Fonte corriere del Veneto
di Roberta Polese
«Nei giorni del sequestro temevamo che dietro alle Brigate Rosse si nascondessero collegamenti con la Raf tedesca, temevamo insomma che ci fosse un’alleanza internazionale contro gli Usa e le forze Nato, fortunatamente non era così». Guido Papalia aveva 43 anni 17 dicembre 1981, quando un commando delle Brigate Rosse portò via dalla sua casa in Lungadige Catena, a Verona, l’allora sottocapo di stato maggiore logistico delle Forze terrestri Nato dell’Europa meridionale. James Lee Dozier. Verrà liberato 40 giorni dopo, il 28 gennaio del 1982, nel covo di brigatisti in via Pindemonte, quella che oggi è una tranquilla e anonima via del quartiere Guizza di Padova. Guido Papalia, procuratore di Verona che condusse le indagini fino alla liberazione del generale americano, è in pensione dal 2013.
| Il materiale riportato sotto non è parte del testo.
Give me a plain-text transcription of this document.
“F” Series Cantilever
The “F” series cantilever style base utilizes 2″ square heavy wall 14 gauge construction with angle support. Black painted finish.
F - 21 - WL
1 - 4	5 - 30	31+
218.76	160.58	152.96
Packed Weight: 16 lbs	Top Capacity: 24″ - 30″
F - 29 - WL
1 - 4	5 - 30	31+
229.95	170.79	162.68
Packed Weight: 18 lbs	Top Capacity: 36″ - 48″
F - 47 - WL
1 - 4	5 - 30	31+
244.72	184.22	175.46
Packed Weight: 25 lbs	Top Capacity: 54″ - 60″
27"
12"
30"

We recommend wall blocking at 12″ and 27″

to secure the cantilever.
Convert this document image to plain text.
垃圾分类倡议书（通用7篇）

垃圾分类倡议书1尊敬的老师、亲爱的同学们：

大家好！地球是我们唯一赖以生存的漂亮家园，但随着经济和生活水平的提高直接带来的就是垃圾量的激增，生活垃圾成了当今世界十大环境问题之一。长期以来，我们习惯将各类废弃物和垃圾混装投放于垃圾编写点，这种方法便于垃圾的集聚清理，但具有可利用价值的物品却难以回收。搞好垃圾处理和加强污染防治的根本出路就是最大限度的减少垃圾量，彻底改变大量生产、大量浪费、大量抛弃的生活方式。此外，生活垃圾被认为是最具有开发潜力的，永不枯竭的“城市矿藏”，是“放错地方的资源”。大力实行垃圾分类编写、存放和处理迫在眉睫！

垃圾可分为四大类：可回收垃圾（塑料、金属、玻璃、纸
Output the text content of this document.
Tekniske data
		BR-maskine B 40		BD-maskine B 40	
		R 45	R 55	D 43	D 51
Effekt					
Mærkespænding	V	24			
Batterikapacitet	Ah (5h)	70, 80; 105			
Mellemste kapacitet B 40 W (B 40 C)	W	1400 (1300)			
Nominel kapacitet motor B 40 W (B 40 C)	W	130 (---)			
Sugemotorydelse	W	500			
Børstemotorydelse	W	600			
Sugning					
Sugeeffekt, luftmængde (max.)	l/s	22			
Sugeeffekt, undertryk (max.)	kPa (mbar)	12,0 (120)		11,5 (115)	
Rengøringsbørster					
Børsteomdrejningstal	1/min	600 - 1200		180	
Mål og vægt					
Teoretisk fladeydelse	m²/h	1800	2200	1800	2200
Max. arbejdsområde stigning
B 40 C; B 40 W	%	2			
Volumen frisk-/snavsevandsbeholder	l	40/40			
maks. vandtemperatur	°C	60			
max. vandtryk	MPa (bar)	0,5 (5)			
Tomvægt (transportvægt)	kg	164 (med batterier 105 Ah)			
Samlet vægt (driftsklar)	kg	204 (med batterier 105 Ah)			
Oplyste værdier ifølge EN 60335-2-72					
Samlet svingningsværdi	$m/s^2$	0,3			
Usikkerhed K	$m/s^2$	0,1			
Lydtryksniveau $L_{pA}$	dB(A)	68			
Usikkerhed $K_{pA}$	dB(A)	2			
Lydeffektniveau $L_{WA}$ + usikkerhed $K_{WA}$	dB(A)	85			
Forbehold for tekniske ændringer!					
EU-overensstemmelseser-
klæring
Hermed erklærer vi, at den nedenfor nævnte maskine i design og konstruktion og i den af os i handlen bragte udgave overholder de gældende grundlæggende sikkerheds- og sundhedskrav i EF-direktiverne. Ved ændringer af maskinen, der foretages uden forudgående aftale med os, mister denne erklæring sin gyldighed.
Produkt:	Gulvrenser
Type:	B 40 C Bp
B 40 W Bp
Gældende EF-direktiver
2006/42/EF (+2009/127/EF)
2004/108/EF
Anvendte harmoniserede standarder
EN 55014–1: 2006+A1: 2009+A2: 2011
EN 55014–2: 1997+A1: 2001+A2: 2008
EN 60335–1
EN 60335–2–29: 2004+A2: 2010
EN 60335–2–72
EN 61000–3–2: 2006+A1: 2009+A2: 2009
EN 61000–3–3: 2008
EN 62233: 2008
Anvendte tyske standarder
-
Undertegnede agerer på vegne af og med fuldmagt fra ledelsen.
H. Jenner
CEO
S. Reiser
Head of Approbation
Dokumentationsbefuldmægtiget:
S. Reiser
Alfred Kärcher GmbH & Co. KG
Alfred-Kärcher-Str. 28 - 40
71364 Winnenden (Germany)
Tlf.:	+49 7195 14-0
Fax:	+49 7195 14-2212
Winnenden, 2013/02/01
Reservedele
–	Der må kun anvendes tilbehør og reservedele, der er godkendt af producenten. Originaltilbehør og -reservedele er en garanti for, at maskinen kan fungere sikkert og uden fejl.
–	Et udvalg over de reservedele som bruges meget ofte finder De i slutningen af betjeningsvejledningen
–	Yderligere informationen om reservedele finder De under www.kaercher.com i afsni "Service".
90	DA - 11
Dottor Papalia come ricorda quei giorni?
«Io e la polizia giudiziaria lavoravamo 24 ore su 24, senza tregua. Avevo esperienza nei sequestri di persona perché in precedenza avevo lavorato a Reggio Calabria, so bene che per chi è detenuto e per la famiglia che aspetta notizie, questo è un reato davvero straziante, dovevamo fare presto».
Ci furono dei tentativi di depistaggio che vi fecero perdere tempo?
«Ce ne furono tanti, ricordo che perdemmo giorni dietro a una segnalazione che ci spedì a fare ricerche in Alto Adige, partirono prima i carabinieri che ricevettero quella che doveva essere una soffiata, ci rendemmo conto presto che era una bufala, ma i giorni erano passati».
E voi investigatori metteste in atto tentativi di depistaggio?
«Sì, eravamo nei giorni precedenti alla scoperta del covo, erano momenti di grande tensione non doveva trapelare nessuna notizia, dovevo essere in questura per coordinare le ricerche ma non volevo che si spargessero voci, siccome in concomitanza con il sequestro avevo fatto una maxi retata di 50 persone per un traffico internazionale di droga, avevo fatto credere a tutti che la mia presenza in questura fosse dovuta agli interrogatori per la droga, e invece eravamo sulle tracce di Dozier».
Trovaste Dozier grazie alle confessioni di Ruggero Volinia, l’uomo che guidò il furgone da Verona a Padova.
«Lo ha interrogato la polizia giudiziaria, ho deciso di non intervenire in quella fase perché temevo che la mia presenza a quell’interrogatorio si sarebbe diffusa alla stampa e che sarebbe quindi arrivata alle Br, ma capii che quella era la strada giusta».
A distanza di tanti anni sente ancora Dozier?
«Sì, ci siamo sentiti ad aprile per il suo novantesimo compleanno, vive in California con la sua seconda moglie».
Lei che visse gli anni di piombo, quale diversa influenza ha avuto il terrorismo rosso rispetto al terrorismo nero?
«Le Br cercavano un bersaglio singolo, ed erano contro lo Stato in tutto e per tutto, il terrorismo nero faceva le stragi, colpivano la massa e agivano con pezzi dello Stato, per questo ci è voluto più tempo a sradicarlo».
Come vive oggi a Verona?
«È una splendida città con tante persone impegnate nel volontariato, però c’è anche tanto razzismo che si manifesta con gli ultras. L’amministrazione cittadina dovrebbe intervenire in modo molto più duro contro questi episodi».